Abin mengangguk, lalu meraih jari kelingking Elsa dengan tautan jari kelingkingnya yang sedikit lebih besar.
Bohong. Elsa yang kini tengah menangis di atas ranjangnya menggeleng kasar, mengacak rambut pendeknya. Wajah sembab, mata memerah. Duduk dengan lutut terlipat di depan dada, perempuan itu kembali menyembunyikan wajah — tersedu.
Beberapa saat menunggu, masih tak ada pesan dari Abin. Padahal pemuda itu sudah janji akan menginap, dan sampai senja berakhir, apa masih sibuk dengan sahabatnya dan mengabaikan sang pacar yang menangis sendiri?

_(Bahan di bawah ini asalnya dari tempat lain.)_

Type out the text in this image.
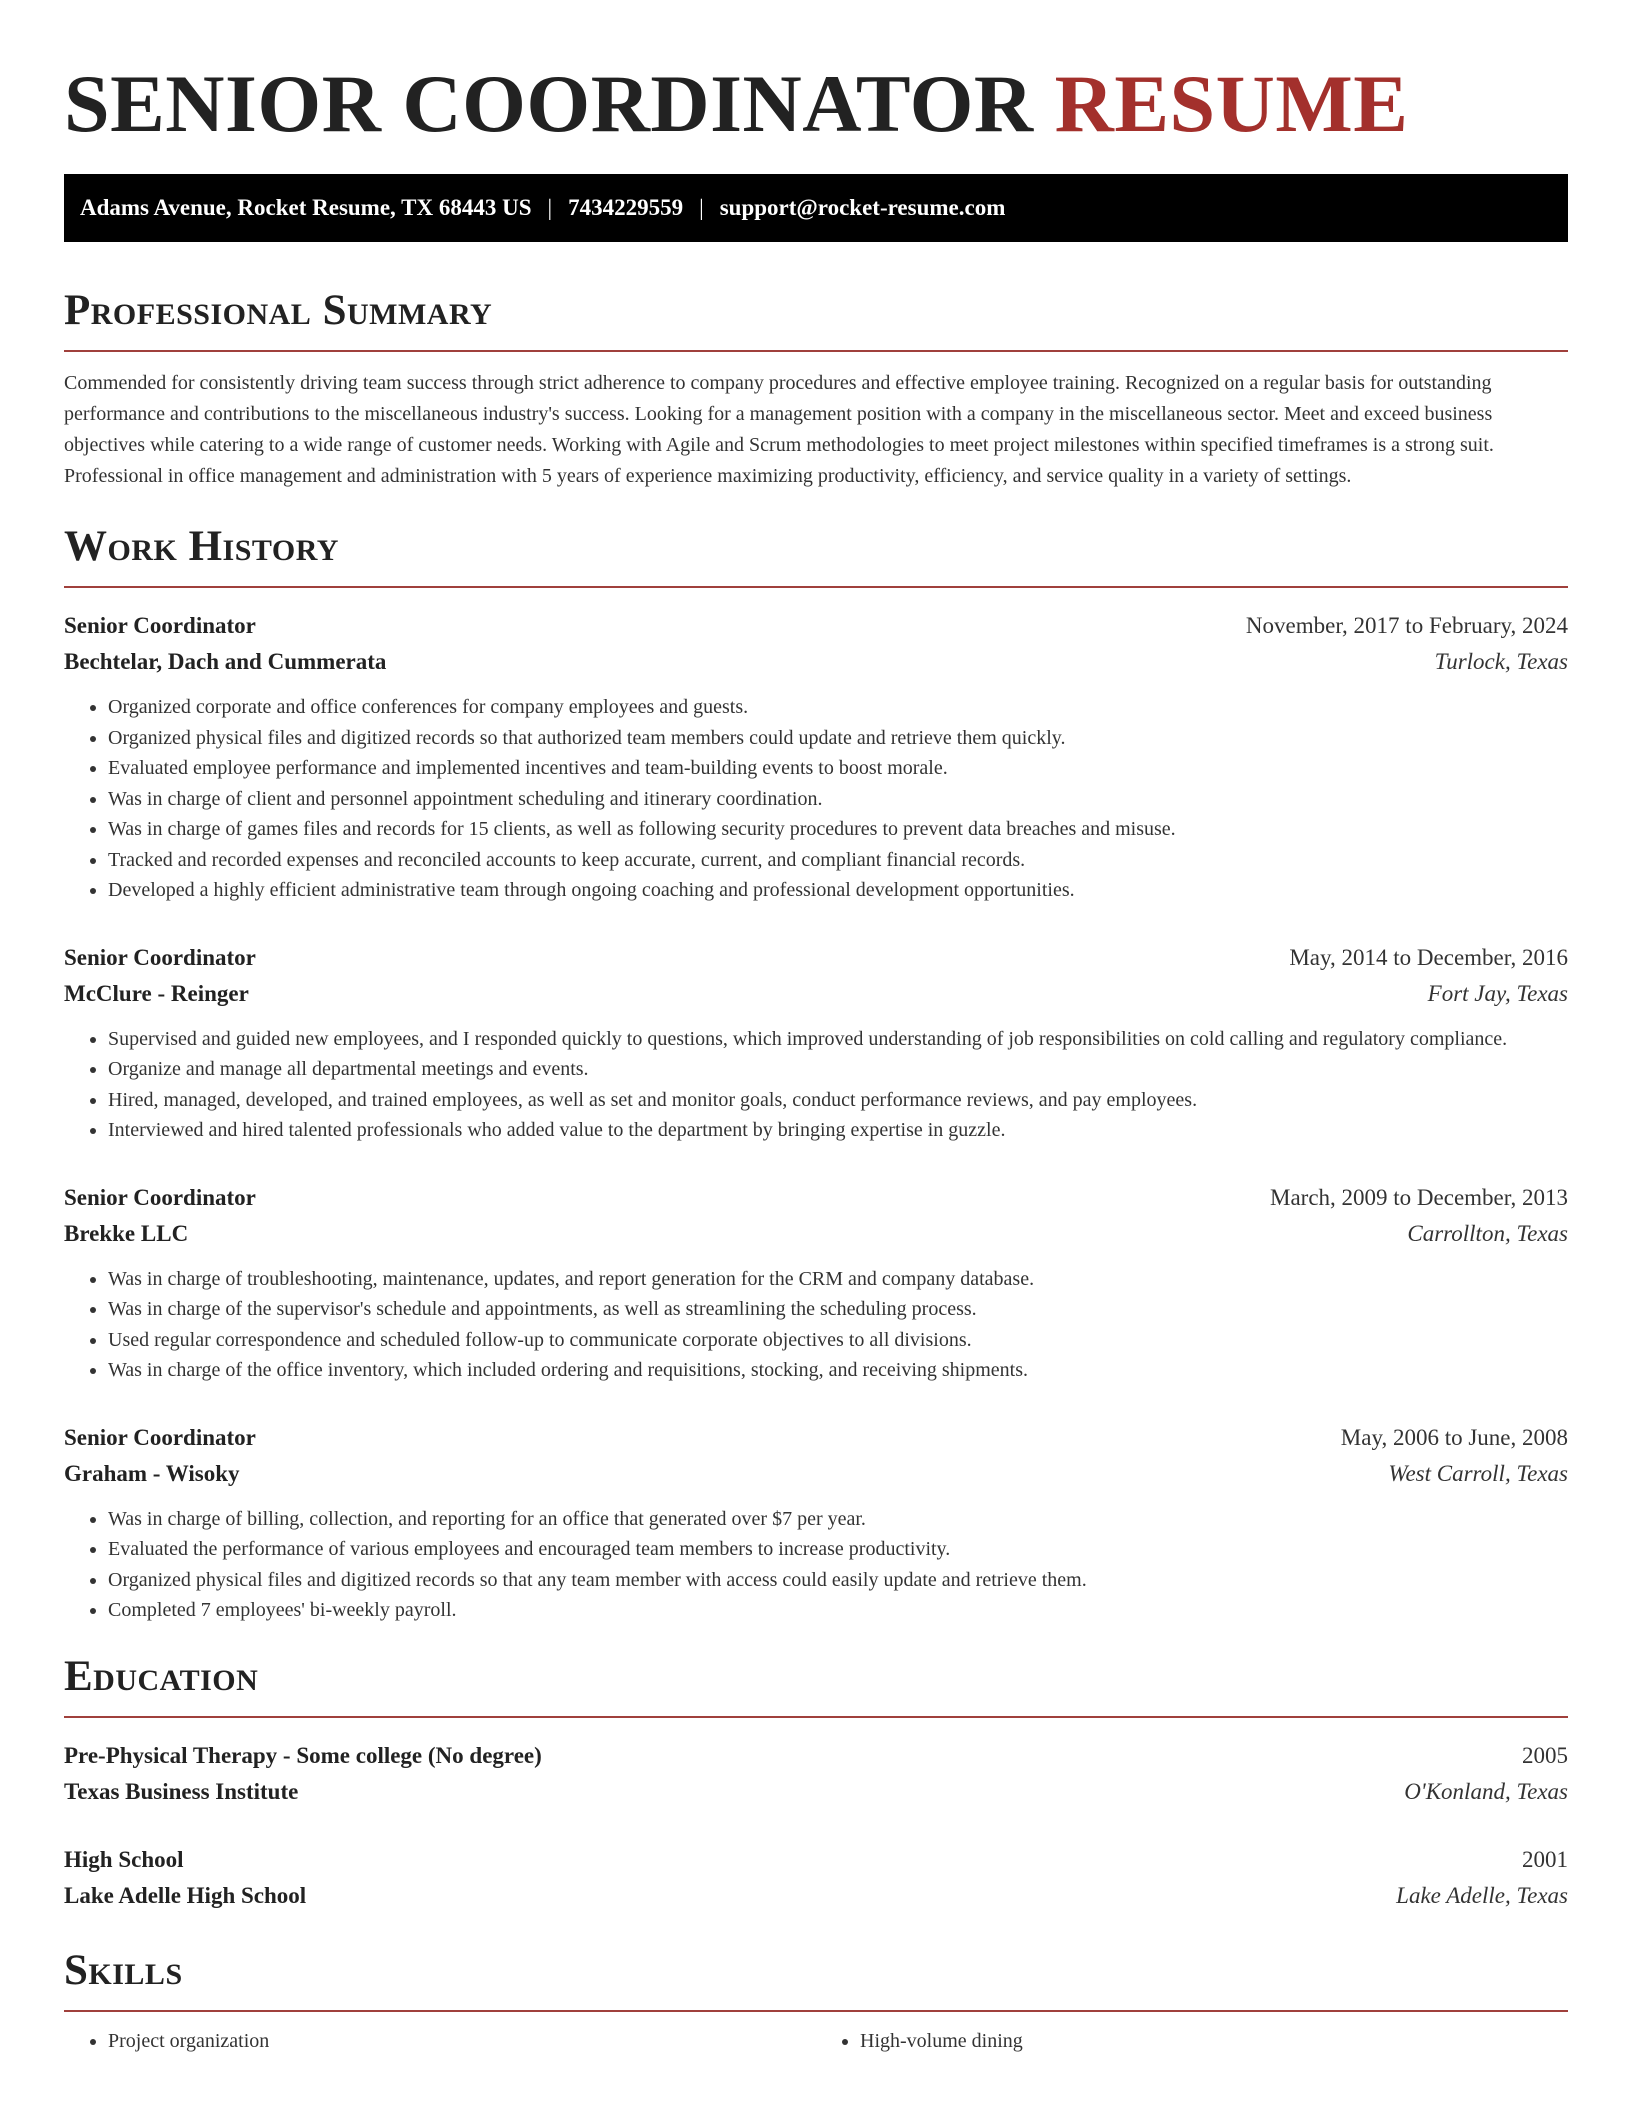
SENIOR COORDINATOR RESUME
Adams Avenue, Rocket Resume, TX 68443 US | 7434229559 | support@rocket-resume.com
Professional Summary

Commended for consistently driving team success through strict adherence to company procedures and effective employee training. Recognized on a regular basis for outstanding performance and contributions to the miscellaneous industry's success. Looking for a management position with a company in the miscellaneous sector. Meet and exceed business objectives while catering to a wide range of customer needs. Working with Agile and Scrum methodologies to meet project milestones within specified timeframes is a strong suit. Professional in office management and administration with 5 years of experience maximizing productivity, efficiency, and service quality in a variety of settings.

Work History
Senior Coordinator	November, 2017 to February, 2024
Bechtelar, Dach and Cummerata	Turlock, Texas
• Organized corporate and office conferences for company employees and guests.
• Organized physical files and digitized records so that authorized team members could update and retrieve them quickly.
• Evaluated employee performance and implemented incentives and team-building events to boost morale.
• Was in charge of client and personnel appointment scheduling and itinerary coordination.
• Was in charge of games files and records for 15 clients, as well as following security procedures to prevent data breaches and misuse.
• Tracked and recorded expenses and reconciled accounts to keep accurate, current, and compliant financial records.
• Developed a highly efficient administrative team through ongoing coaching and professional development opportunities.
Senior Coordinator	May, 2014 to December, 2016
McClure - Reinger	Fort Jay, Texas
• Supervised and guided new employees, and I responded quickly to questions, which improved understanding of job responsibilities on cold calling and regulatory compliance.
• Organize and manage all departmental meetings and events.
• Hired, managed, developed, and trained employees, as well as set and monitor goals, conduct performance reviews, and pay employees.
• Interviewed and hired talented professionals who added value to the department by bringing expertise in guzzle.
Senior Coordinator	March, 2009 to December, 2013
Brekke LLC	Carrollton, Texas
• Was in charge of troubleshooting, maintenance, updates, and report generation for the CRM and company database.
• Was in charge of the supervisor's schedule and appointments, as well as streamlining the scheduling process.
• Used regular correspondence and scheduled follow-up to communicate corporate objectives to all divisions.
• Was in charge of the office inventory, which included ordering and requisitions, stocking, and receiving shipments.
Senior Coordinator	May, 2006 to June, 2008
Graham - Wisoky	West Carroll, Texas
• Was in charge of billing, collection, and reporting for an office that generated over $7 per year.
• Evaluated the performance of various employees and encouraged team members to increase productivity.
• Organized physical files and digitized records so that any team member with access could easily update and retrieve them.
• Completed 7 employees' bi-weekly payroll.
Education
Pre-Physical Therapy - Some college (No degree)	2005
Texas Business Institute	O'Konland, Texas
High School	2001
Lake Adelle High School	Lake Adelle, Texas
Skills
• Project organization
•	High-volume dining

Warna Jingga tak lagi terlihat di langit barat, di luar begitu gelap dan mungkin akan turun hujan. Tidak, Elsa akan sangat benci rasa dinginnya, apalagi mengingat Abin akan membuatnya semakin sedih.
"Kak Abin beneran lupa sama janji buat Elsa?"
Perempuan itu bertanya-tanya, tapi tak juga mau mengirim pesan pada yang lebih tua —gengsi— memilih menghabiskan mie di meja makan, menikmati suasana dingin sendirian. Sepi.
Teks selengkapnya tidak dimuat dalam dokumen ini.